At his postseason press conference, Quinn spoke about his comfort level going into his second year.
"I think one thing that we're really going to work on is focusing on the details," Quinn said. "I think we're in a much better spot this year going into the pre-draft and pre-free agency time of year.
"I've had my staff in place here for close to a year now, so we feel like we're in a much better place in terms of the preparation. Now, a lot of the heavy lifting is still to come, but I feel like we're in a good spot getting ready for the offseason."
One change Quinn did not make was in the head coach. Quinn retained Jim Caldwell as head coach after a series of meetings in Quinn's first week as GM.
By all accounts, Quinn and Caldwell have had a strong working relationship.
Polian and Caldwell have a strong personal bond from the many years they worked together in Indianapolis. Both were fired after the 2011 season. Polian had been team president since 1998. Caldwell was an assistant coach of the Colts from 2002-08 and head coach from 2009-11.
"I just think it's a question of how you feel about the individual," Polian said of Quinn's decision to retain Caldwell. "Do you feel that person is the right man for the job? If you do, keep him. If you don't, make a change.
View photos from Lions GM Bob Quinn's NFL Combine press conference in Indianapolis.
"It's not hard. The question is, what criteria do you use to make that decision?"

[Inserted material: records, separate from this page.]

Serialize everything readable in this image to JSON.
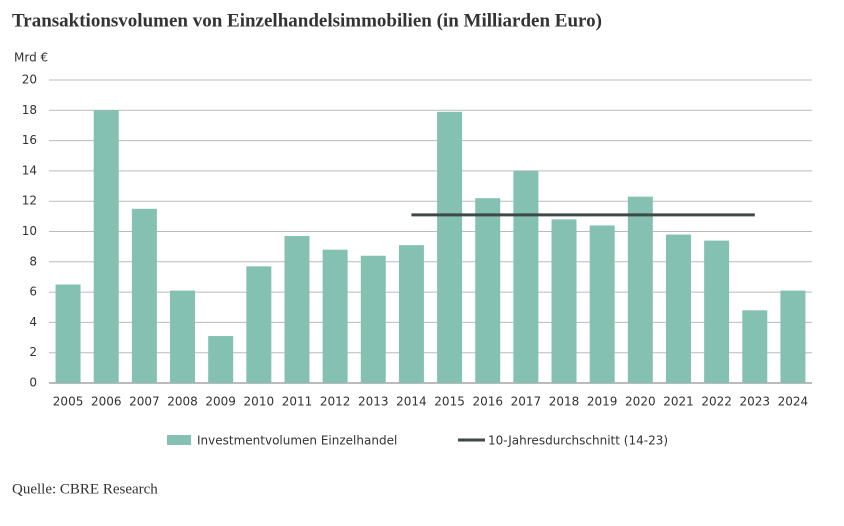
{
  "chart_data": {
    "type": "bar",
    "title": "Transaktionsvolumen von Einzelhandelsimmobilien (in Milliarden Euro)",
    "y_axis_label": "Mrd €",
    "source": "Quelle: CBRE Research",
    "categories": [
      "2005",
      "2006",
      "2007",
      "2008",
      "2009",
      "2010",
      "2011",
      "2012",
      "2013",
      "2014",
      "2015",
      "2016",
      "2017",
      "2018",
      "2019",
      "2020",
      "2021",
      "2022",
      "2023",
      "2024"
    ],
    "series": [
      {
        "name": "Investmentvolumen Einzelhandel",
        "type": "bar",
        "color": "#85c1b3",
        "values": [
          6.5,
          18.0,
          11.5,
          6.1,
          3.1,
          7.7,
          9.7,
          8.8,
          8.4,
          9.1,
          17.9,
          12.2,
          14.0,
          10.8,
          10.4,
          12.3,
          9.8,
          9.4,
          4.8,
          6.1
        ]
      },
      {
        "name": "10-Jahresdurchschnitt (14-23)",
        "type": "line",
        "color": "#3d4a47",
        "values": [
          null,
          null,
          null,
          null,
          null,
          null,
          null,
          null,
          null,
          11.1,
          11.1,
          11.1,
          11.1,
          11.1,
          11.1,
          11.1,
          11.1,
          11.1,
          11.1,
          null
        ]
      }
    ],
    "ylim": [
      0,
      20
    ],
    "yticks": [
      0,
      2,
      4,
      6,
      8,
      10,
      12,
      14,
      16,
      18,
      20
    ],
    "grid": true
  }
}
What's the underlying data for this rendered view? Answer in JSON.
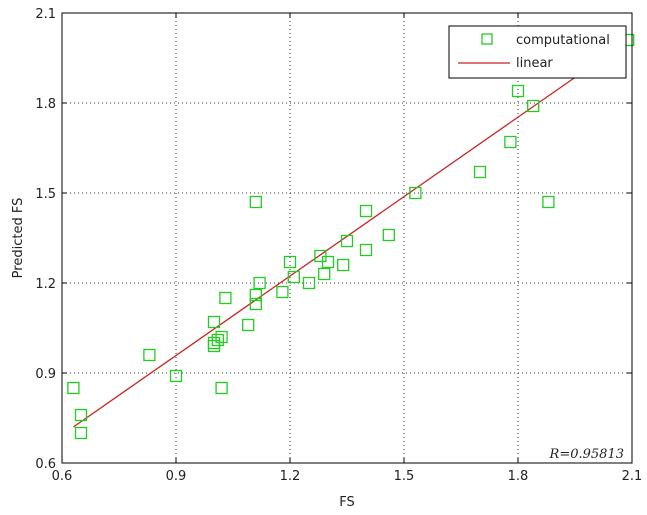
{
  "chart_data": {
    "type": "scatter",
    "xlabel": "FS",
    "ylabel": "Predicted FS",
    "xlim": [
      0.6,
      2.1
    ],
    "ylim": [
      0.6,
      2.1
    ],
    "xticks": [
      "0.6",
      "0.9",
      "1.2",
      "1.5",
      "1.8",
      "2.1"
    ],
    "yticks": [
      "0.6",
      "0.9",
      "1.2",
      "1.5",
      "1.8",
      "2.1"
    ],
    "grid": true,
    "legend_position": "top-right",
    "annotation": "R=0.95813",
    "series": [
      {
        "name": "computational",
        "kind": "scatter",
        "marker": "square",
        "color": "#22cc22",
        "points": [
          [
            0.63,
            0.85
          ],
          [
            0.65,
            0.76
          ],
          [
            0.65,
            0.7
          ],
          [
            0.83,
            0.96
          ],
          [
            0.9,
            0.89
          ],
          [
            1.0,
            1.07
          ],
          [
            1.0,
            1.0
          ],
          [
            1.0,
            0.99
          ],
          [
            1.01,
            1.01
          ],
          [
            1.02,
            1.02
          ],
          [
            1.02,
            0.85
          ],
          [
            1.03,
            1.15
          ],
          [
            1.09,
            1.06
          ],
          [
            1.11,
            1.47
          ],
          [
            1.11,
            1.16
          ],
          [
            1.11,
            1.13
          ],
          [
            1.12,
            1.2
          ],
          [
            1.18,
            1.17
          ],
          [
            1.2,
            1.27
          ],
          [
            1.21,
            1.22
          ],
          [
            1.25,
            1.2
          ],
          [
            1.28,
            1.29
          ],
          [
            1.29,
            1.23
          ],
          [
            1.3,
            1.27
          ],
          [
            1.34,
            1.26
          ],
          [
            1.35,
            1.34
          ],
          [
            1.4,
            1.44
          ],
          [
            1.4,
            1.31
          ],
          [
            1.46,
            1.36
          ],
          [
            1.53,
            1.5
          ],
          [
            1.7,
            1.57
          ],
          [
            1.78,
            1.67
          ],
          [
            1.8,
            1.84
          ],
          [
            1.84,
            1.79
          ],
          [
            1.88,
            1.47
          ],
          [
            2.09,
            2.01
          ]
        ]
      },
      {
        "name": "linear",
        "kind": "line",
        "color": "#cc2222",
        "points": [
          [
            0.63,
            0.72
          ],
          [
            2.08,
            2.0
          ]
        ]
      }
    ]
  }
}
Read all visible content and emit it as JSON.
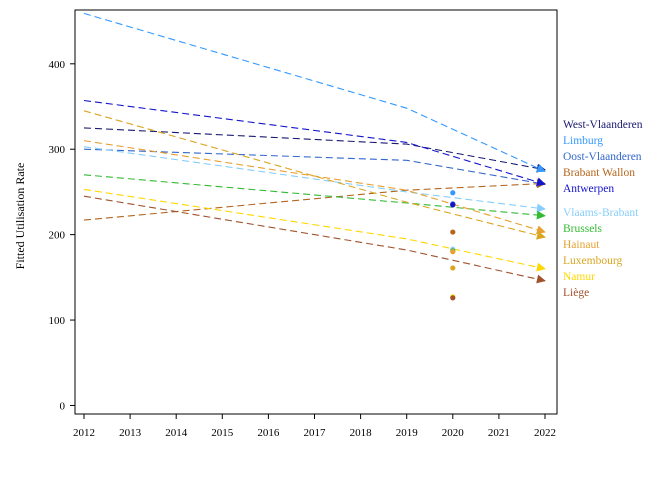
{
  "chart_data": {
    "type": "line",
    "title": "",
    "xlabel": "",
    "ylabel": "Fitted Utilisation Rate",
    "xlim": [
      2012,
      2022
    ],
    "ylim": [
      -10,
      463
    ],
    "x_ticks": [
      2012,
      2013,
      2014,
      2015,
      2016,
      2017,
      2018,
      2019,
      2020,
      2021,
      2022
    ],
    "y_ticks": [
      0,
      100,
      200,
      300,
      400
    ],
    "grid": false,
    "legend_placement": "right",
    "series": [
      {
        "name": "West-Vlaanderen",
        "color": "#191970",
        "x": [
          2012,
          2019,
          2022
        ],
        "y": [
          325,
          306,
          276
        ],
        "point_2020": 235
      },
      {
        "name": "Limburg",
        "color": "#3399FF",
        "x": [
          2012,
          2019,
          2022
        ],
        "y": [
          459,
          348,
          274
        ],
        "point_2020": 249
      },
      {
        "name": "Oost-Vlaanderen",
        "color": "#3366CC",
        "x": [
          2012,
          2019,
          2022
        ],
        "y": [
          300,
          287,
          259
        ],
        "point_2020": 236
      },
      {
        "name": "Brabant Wallon",
        "color": "#B5651D",
        "x": [
          2012,
          2019,
          2022
        ],
        "y": [
          217,
          252,
          260
        ],
        "point_2020": 203
      },
      {
        "name": "Antwerpen",
        "color": "#1515CC",
        "x": [
          2012,
          2019,
          2022
        ],
        "y": [
          357,
          308,
          259
        ],
        "point_2020": 235
      },
      {
        "name": "Vlaams-Brabant",
        "color": "#87CEFA",
        "x": [
          2012,
          2019,
          2022
        ],
        "y": [
          303,
          250,
          230
        ],
        "point_2020": 183
      },
      {
        "name": "Brussels",
        "color": "#33BB33",
        "x": [
          2012,
          2019,
          2022
        ],
        "y": [
          270,
          237,
          222
        ],
        "point_2020": 181
      },
      {
        "name": "Hainaut",
        "color": "#E8A030",
        "x": [
          2012,
          2019,
          2022
        ],
        "y": [
          310,
          252,
          203
        ],
        "point_2020": 180
      },
      {
        "name": "Luxembourg",
        "color": "#DAA520",
        "x": [
          2012,
          2019,
          2022
        ],
        "y": [
          345,
          238,
          197
        ],
        "point_2020": 161
      },
      {
        "name": "Namur",
        "color": "#FFD700",
        "x": [
          2012,
          2019,
          2022
        ],
        "y": [
          253,
          195,
          160
        ],
        "point_2020": 127
      },
      {
        "name": "Liège",
        "color": "#A0522D",
        "x": [
          2012,
          2019,
          2022
        ],
        "y": [
          245,
          182,
          146
        ],
        "point_2020": 126
      }
    ]
  }
}
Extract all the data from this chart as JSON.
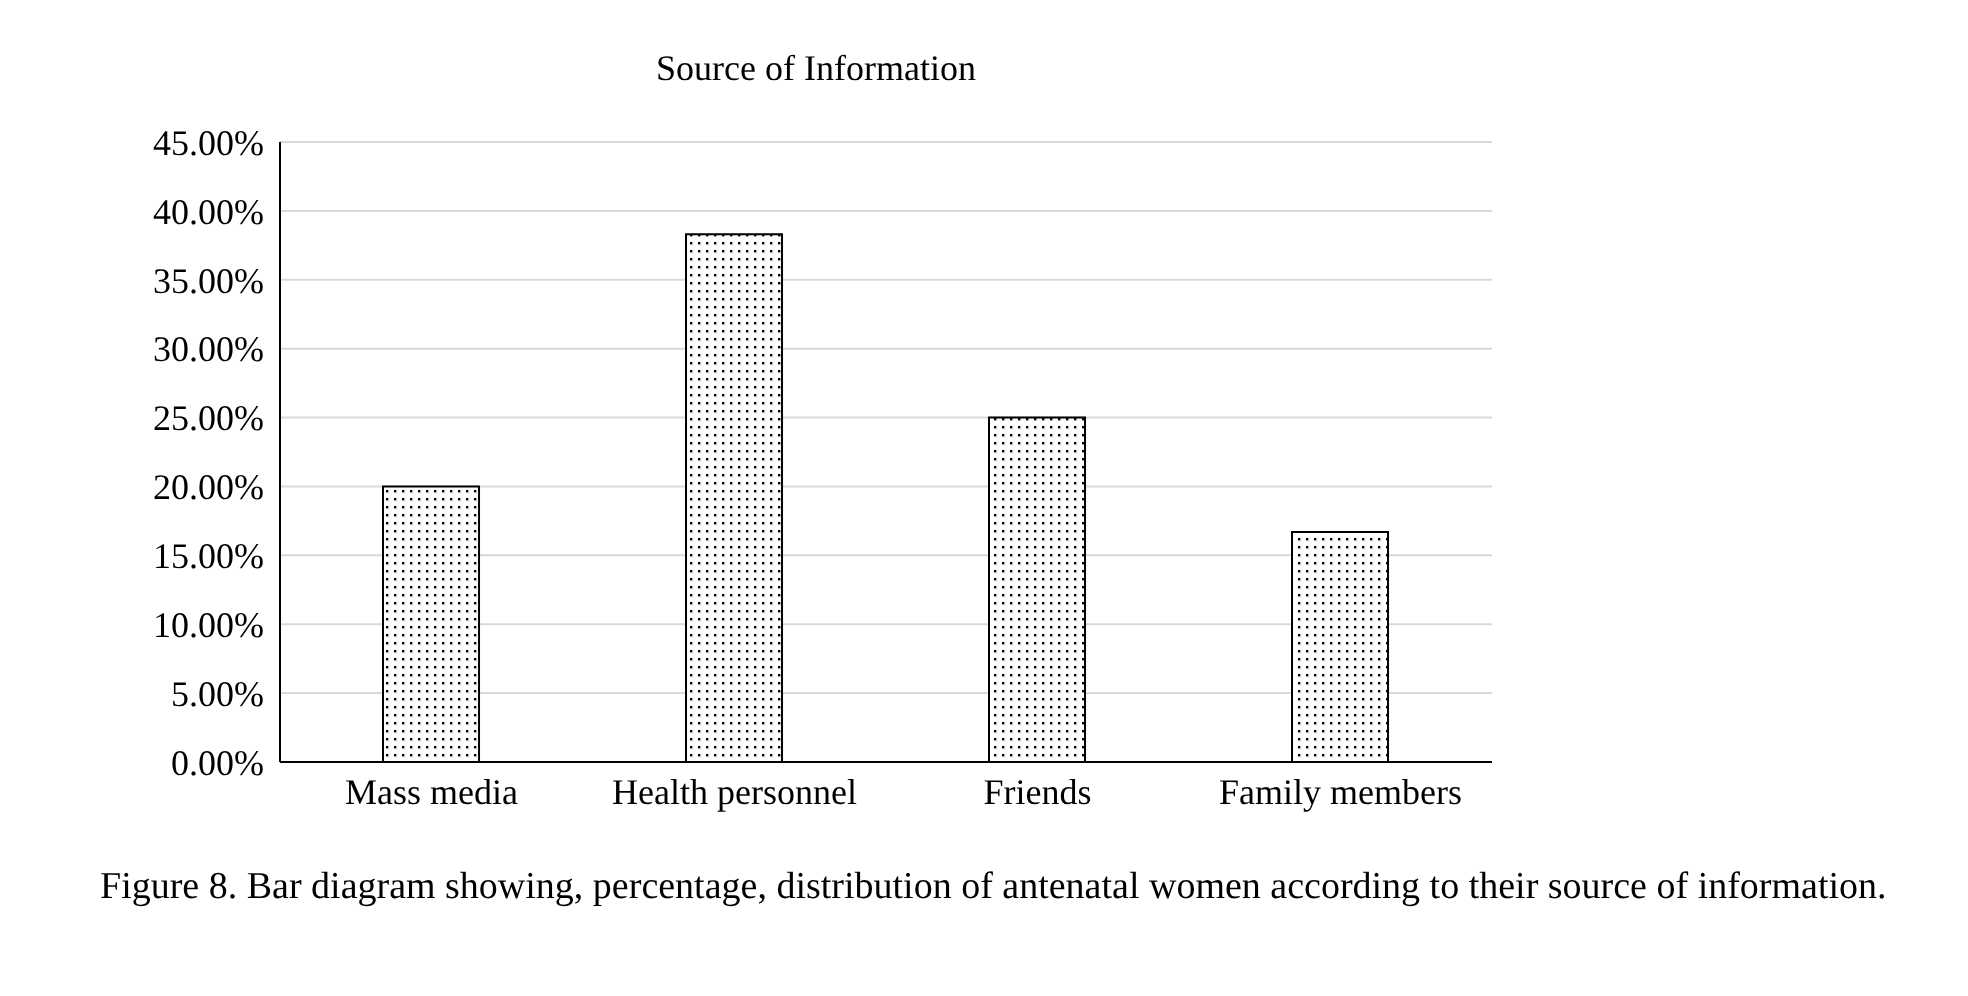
{
  "chart_data": {
    "type": "bar",
    "title": "Source of Information",
    "categories": [
      "Mass media",
      "Health personnel",
      "Friends",
      "Family members"
    ],
    "values": [
      20,
      38.3,
      25,
      16.7
    ],
    "color": "#000000",
    "ylim": [
      0,
      45
    ],
    "yticks": [
      {
        "value": 0,
        "label": "0.00%"
      },
      {
        "value": 5,
        "label": "5.00%"
      },
      {
        "value": 10,
        "label": "10.00%"
      },
      {
        "value": 15,
        "label": "15.00%"
      },
      {
        "value": 20,
        "label": "20.00%"
      },
      {
        "value": 25,
        "label": "25.00%"
      },
      {
        "value": 30,
        "label": "30.00%"
      },
      {
        "value": 35,
        "label": "35.00%"
      },
      {
        "value": 40,
        "label": "40.00%"
      },
      {
        "value": 45,
        "label": "45.00%"
      }
    ],
    "grid": "y",
    "annotations": [
      "Figure 8. Bar diagram showing, percentage, distribution of antenatal women according to their source of information."
    ]
  }
}
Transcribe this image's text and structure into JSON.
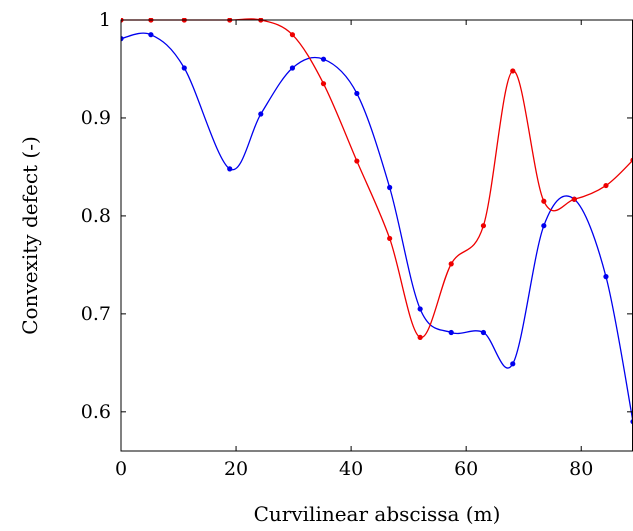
{
  "chart_data": {
    "type": "line",
    "title": "",
    "xlabel": "Curvilinear abscissa (m)",
    "ylabel": "Convexity defect (-)",
    "xlim": [
      0,
      89
    ],
    "ylim": [
      0.56,
      1.0
    ],
    "x_ticks": [
      {
        "value": 0,
        "label": "0"
      },
      {
        "value": 20,
        "label": "20"
      },
      {
        "value": 40,
        "label": "40"
      },
      {
        "value": 60,
        "label": "60"
      },
      {
        "value": 80,
        "label": "80"
      }
    ],
    "y_ticks": [
      {
        "value": 0.6,
        "label": "0.6"
      },
      {
        "value": 0.7,
        "label": "0.7"
      },
      {
        "value": 0.8,
        "label": "0.8"
      },
      {
        "value": 0.9,
        "label": "0.9"
      },
      {
        "value": 1.0,
        "label": "1"
      }
    ],
    "grid": false,
    "legend": "none",
    "series": [
      {
        "color": "#0000ee",
        "points": [
          [
            0,
            0.981
          ],
          [
            5.2,
            0.985
          ],
          [
            11,
            0.951
          ],
          [
            18.9,
            0.848
          ],
          [
            24.3,
            0.904
          ],
          [
            29.8,
            0.951
          ],
          [
            35.2,
            0.96
          ],
          [
            41,
            0.925
          ],
          [
            46.7,
            0.829
          ],
          [
            52,
            0.705
          ],
          [
            57.4,
            0.681
          ],
          [
            63,
            0.681
          ],
          [
            68.1,
            0.649
          ],
          [
            73.5,
            0.79
          ],
          [
            78.8,
            0.817
          ],
          [
            84.3,
            0.738
          ],
          [
            89,
            0.59
          ]
        ]
      },
      {
        "color": "#ee0000",
        "points": [
          [
            0,
            1.0
          ],
          [
            5.2,
            1.0
          ],
          [
            11,
            1.0
          ],
          [
            18.9,
            1.0
          ],
          [
            24.3,
            1.0
          ],
          [
            29.8,
            0.985
          ],
          [
            35.2,
            0.935
          ],
          [
            41,
            0.856
          ],
          [
            46.7,
            0.777
          ],
          [
            52,
            0.676
          ],
          [
            57.4,
            0.751
          ],
          [
            63,
            0.79
          ],
          [
            68.1,
            0.948
          ],
          [
            73.5,
            0.815
          ],
          [
            78.8,
            0.817
          ],
          [
            84.3,
            0.831
          ],
          [
            89,
            0.857
          ]
        ]
      }
    ]
  }
}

Having a veteran head coach is an asset for a first-year GM, Polian said.
"Anytime you have a coach who's been there before, it makes the transition much easier. He (the coach) knows the ropes. He's not learning the ropes while you're learning the ropes. It simply makes it a lot easier."
Polian was impressed with how the Lions performed in 2016. They made the NFC playoffs as a wild card with a 9-7 regular-season record.
"I thought he did fine," Polian said. "I thought the team played exceptionally well, given all the difficulty they had with injuries. Obviously, they need to shore up some positions. As Jim (Caldwell) said, they kept pounding. They kept focusing."